64ビットならどうでしょう。2回です。つまり、倍のスピードでこのデータを処理することができるわけです。

この速い・遅いには、パソコンの頭脳に当たるCPUの速度が関わってきます。
CPUはこうした「0」「1」を処理する役割を負っていますが、このCPUがそもそも32ビット対応であれば、それ以上の64ビット処理などはできません。
現行パソコンに搭載されているCPUは普通に64ビット対応のはずなので問題ないです。

さらにソフト面の仕様も関わってきます。
64ビット対応したCPUが搭載されているパソコンに、64ビット対応したWindowsが必要です。
このことを「Windows 7 64ビット版」とか「Windows 10 64ビット版」などと言っているわけです。

もうひとつ。
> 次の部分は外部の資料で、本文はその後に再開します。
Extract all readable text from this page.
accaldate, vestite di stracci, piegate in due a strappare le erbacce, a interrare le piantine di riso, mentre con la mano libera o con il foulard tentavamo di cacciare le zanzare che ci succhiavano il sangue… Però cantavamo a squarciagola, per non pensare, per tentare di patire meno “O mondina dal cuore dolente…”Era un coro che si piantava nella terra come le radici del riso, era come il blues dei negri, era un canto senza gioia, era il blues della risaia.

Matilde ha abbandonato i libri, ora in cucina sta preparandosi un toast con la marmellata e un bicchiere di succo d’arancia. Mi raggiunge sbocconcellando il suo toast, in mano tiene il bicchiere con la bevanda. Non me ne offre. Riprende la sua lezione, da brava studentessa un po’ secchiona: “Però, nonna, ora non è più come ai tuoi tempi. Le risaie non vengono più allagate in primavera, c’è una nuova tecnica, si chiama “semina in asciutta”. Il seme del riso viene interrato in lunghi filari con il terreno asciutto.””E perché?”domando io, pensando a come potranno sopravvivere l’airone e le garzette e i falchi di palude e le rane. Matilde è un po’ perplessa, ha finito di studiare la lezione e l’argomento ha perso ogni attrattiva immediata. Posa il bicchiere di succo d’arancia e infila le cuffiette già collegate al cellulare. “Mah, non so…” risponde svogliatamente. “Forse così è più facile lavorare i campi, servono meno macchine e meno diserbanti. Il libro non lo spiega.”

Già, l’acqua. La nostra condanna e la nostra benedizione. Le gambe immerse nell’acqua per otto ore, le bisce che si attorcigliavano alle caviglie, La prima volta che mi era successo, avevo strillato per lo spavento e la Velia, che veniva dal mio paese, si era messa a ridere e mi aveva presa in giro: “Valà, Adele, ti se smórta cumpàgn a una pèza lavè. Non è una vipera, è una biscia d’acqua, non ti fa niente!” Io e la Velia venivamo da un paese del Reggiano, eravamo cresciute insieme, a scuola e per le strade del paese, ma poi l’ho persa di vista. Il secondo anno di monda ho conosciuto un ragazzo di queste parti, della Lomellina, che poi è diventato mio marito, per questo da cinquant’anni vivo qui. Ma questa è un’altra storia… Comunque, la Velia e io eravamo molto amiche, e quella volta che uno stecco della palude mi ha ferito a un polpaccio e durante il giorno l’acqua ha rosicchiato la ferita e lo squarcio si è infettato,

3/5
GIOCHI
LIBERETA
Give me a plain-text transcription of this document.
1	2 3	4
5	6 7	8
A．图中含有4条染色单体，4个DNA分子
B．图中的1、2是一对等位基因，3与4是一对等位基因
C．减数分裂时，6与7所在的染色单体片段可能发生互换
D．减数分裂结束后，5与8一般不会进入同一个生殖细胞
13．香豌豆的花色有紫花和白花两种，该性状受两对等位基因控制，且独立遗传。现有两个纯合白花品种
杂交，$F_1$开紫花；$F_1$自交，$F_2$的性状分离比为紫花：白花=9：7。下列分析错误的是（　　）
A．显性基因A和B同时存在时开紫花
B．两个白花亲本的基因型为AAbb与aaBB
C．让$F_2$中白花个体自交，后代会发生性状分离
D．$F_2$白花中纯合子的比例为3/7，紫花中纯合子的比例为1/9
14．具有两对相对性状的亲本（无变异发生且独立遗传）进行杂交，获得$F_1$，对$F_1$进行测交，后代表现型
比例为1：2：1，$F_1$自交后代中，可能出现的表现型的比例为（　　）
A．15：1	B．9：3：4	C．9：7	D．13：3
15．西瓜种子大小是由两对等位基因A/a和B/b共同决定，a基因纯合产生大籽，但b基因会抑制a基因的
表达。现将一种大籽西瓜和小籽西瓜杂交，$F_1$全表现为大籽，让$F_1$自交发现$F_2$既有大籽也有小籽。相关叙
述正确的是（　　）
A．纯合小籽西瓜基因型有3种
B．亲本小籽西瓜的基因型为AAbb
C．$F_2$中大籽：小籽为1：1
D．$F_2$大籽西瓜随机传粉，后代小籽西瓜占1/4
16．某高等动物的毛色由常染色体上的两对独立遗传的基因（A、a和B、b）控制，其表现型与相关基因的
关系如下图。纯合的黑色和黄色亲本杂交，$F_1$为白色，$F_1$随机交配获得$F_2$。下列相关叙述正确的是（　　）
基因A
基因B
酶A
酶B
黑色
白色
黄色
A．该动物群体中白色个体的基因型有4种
その上で動くソフトの存在も重要です。
実はWindows用ソフトにも32ビット版・64ビット版があって、
もし64ビット版のWindowsがインストールされているパソコンを持っていたとして、使いたいソフトが32ビット版だと意味がありません。
下手をすると動作環境に「64ビット版非対応(動作しません)」と書かれている場合もあります。
この辺はよく見ておく必要があります。

あくまで「CPU」「Windows」「ソフト」の3つがすべて64ビット版に揃っていなければ、あまり意味がないよ……というのが実際のところです。

64ビット版はメモリが多く使えるの?

メモリについても説明しておきましょう。
従来の32ビット版Windowsでは、メモリは実質3GBまでしか認識されません。
たとえお金を積んで8GBとか搭載しても、5GBは放置されます。
64ビット版は上限が2TB……2048GBまでいけるそうです。普通のパソコンではあんまり関係ないですが。
* このメモリ上限は、Windowsの種類によって違いがあるので注意してください。

で、僕のパソコン何ビットですか?

「システムのプロパティ」を見れば記載があります。
「コントロールパネル」から「システムとセキュリティ」−「システム」を探すか、
「マイコンピュータ」のアイコンを右クリックして「プロパティ」を選択すると出て来ます。

Windows 10の場合は以下の方法で確認ができます。

まずは「スタート」ボタンをクリックして、
メニューから「設定」をクリックします。

「システム」を選択します。

左側の一覧から、「バージョン情報」を選んでください。

赤で囲った部分に表示されています。